Fazer questão desse espaço de ateliê dentro da minha casa, numa sociedade que não valoriza os artistas (assim como os atletas, como temos visto nas Olimpíadas), na qual os aparelhos culturais são negligenciados pelo Estado, e o professor de Artes tem apenas 45 minutos de aula, além de ser um privilégio, é o meu modo de dizer que arte importa, que por mais que as rotinas tentem me afastar dela, é para ela que sempre vou voltar, é o que me move e me dá motivos para continuar trabalhando e continuar criando.
Ateliê é um sentimento para mim, que significa amor, resistência, desígnio. E é o que pretendo dividir a partir de agora.
Obrigada a quem se inscreveu e chegou até aqui. Ainda não defini a periodicidade dessa newsletter, mas pretendo que seja pelo menos quinzenal. Espero que minha escrita reverbere em algum canto, em algum sentimento bonito de você. Em seu próprio ateliê.
É um sentimento poderoso e inspirador, Lidy. Que bom poder te acompanhar também aqui, teu compromisso com a arte é admirável e arrasta pelo exemplo.
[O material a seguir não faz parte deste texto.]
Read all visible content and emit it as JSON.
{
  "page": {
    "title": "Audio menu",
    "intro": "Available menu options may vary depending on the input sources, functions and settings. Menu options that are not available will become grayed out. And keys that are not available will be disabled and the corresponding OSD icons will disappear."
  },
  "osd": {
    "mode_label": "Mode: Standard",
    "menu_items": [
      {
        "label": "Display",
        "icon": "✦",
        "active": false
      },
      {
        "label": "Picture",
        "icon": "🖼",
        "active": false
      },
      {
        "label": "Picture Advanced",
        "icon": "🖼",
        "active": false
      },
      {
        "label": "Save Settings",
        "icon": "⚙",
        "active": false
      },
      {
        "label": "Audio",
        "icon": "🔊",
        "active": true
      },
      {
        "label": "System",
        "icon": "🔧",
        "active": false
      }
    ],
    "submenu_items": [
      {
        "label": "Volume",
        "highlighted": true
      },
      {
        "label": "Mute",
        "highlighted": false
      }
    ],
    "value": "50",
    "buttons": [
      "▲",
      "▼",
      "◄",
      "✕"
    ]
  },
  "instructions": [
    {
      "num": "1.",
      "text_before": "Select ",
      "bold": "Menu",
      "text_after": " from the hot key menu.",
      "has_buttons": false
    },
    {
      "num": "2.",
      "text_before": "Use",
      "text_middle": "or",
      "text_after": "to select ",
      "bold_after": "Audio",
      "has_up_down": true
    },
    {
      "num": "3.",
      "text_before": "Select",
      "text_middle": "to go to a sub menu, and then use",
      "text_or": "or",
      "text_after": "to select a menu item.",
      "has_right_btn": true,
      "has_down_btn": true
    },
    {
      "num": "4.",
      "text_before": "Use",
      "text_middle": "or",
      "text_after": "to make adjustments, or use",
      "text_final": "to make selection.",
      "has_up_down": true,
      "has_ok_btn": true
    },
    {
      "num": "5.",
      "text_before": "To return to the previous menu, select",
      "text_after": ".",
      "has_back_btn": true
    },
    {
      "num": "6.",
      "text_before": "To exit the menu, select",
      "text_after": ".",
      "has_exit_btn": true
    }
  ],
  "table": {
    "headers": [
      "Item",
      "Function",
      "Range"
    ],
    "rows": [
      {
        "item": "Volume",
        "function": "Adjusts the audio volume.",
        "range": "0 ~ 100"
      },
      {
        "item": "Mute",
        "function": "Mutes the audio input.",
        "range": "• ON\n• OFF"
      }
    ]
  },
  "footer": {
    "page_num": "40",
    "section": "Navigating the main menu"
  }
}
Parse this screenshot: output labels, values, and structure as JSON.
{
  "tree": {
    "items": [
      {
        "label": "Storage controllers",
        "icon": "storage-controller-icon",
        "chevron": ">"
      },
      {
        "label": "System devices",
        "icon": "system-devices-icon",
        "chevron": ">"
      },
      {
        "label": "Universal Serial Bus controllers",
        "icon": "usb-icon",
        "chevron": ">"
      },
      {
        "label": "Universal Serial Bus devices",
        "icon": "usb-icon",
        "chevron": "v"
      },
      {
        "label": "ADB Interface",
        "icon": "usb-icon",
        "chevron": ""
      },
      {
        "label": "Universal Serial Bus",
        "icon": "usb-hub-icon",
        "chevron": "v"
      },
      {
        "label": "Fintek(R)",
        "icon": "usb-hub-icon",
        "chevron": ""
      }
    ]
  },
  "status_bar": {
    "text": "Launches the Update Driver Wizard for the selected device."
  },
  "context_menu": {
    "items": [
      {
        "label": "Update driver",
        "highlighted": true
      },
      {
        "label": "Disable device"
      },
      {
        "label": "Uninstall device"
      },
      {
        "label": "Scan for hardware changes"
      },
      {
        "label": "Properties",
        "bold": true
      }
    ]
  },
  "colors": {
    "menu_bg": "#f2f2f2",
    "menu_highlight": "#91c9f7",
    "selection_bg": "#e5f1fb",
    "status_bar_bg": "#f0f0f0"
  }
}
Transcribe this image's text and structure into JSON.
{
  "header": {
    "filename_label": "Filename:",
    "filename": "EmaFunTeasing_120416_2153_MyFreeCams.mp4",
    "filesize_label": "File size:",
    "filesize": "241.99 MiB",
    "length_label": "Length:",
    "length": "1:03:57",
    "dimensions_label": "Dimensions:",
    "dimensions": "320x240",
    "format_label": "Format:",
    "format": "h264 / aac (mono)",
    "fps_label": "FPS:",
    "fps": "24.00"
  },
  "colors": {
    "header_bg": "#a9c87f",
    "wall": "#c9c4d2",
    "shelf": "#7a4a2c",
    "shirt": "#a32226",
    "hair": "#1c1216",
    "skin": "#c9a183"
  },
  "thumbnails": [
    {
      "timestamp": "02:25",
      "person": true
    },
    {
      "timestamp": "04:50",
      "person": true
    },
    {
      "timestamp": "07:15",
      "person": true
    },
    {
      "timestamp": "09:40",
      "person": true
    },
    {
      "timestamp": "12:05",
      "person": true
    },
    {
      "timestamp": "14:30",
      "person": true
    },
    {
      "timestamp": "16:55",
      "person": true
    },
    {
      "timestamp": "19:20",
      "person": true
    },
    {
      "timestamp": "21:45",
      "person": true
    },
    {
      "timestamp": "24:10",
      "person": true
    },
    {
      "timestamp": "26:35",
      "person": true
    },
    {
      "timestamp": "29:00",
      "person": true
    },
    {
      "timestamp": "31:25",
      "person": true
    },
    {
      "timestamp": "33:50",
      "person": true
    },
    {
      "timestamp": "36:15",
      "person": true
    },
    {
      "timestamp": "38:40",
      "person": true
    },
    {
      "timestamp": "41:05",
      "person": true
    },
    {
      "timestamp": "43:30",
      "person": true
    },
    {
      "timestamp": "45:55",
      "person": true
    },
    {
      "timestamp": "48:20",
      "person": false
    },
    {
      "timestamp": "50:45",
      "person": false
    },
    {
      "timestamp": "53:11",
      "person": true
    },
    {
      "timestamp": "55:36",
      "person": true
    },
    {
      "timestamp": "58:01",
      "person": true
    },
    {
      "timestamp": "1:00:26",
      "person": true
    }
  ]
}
Obrigada por insistir. 🤎
Venho aqui nesse espaço agradecer de novo, pelo incentivo a arte e por fomentar a ideia que o ateliê é muito mais que um espaço físico. Obrigada, tuas palavras inspiram muito por aqui e reverberam em lugares de mim. Agradeço pela tua escrita e espero que venham mais conversas dentro do teu ateliê, sobre pensamentos, sobre sentimentos, sobre coisas ruins também né? Ser artista é ser resistência. obrigada!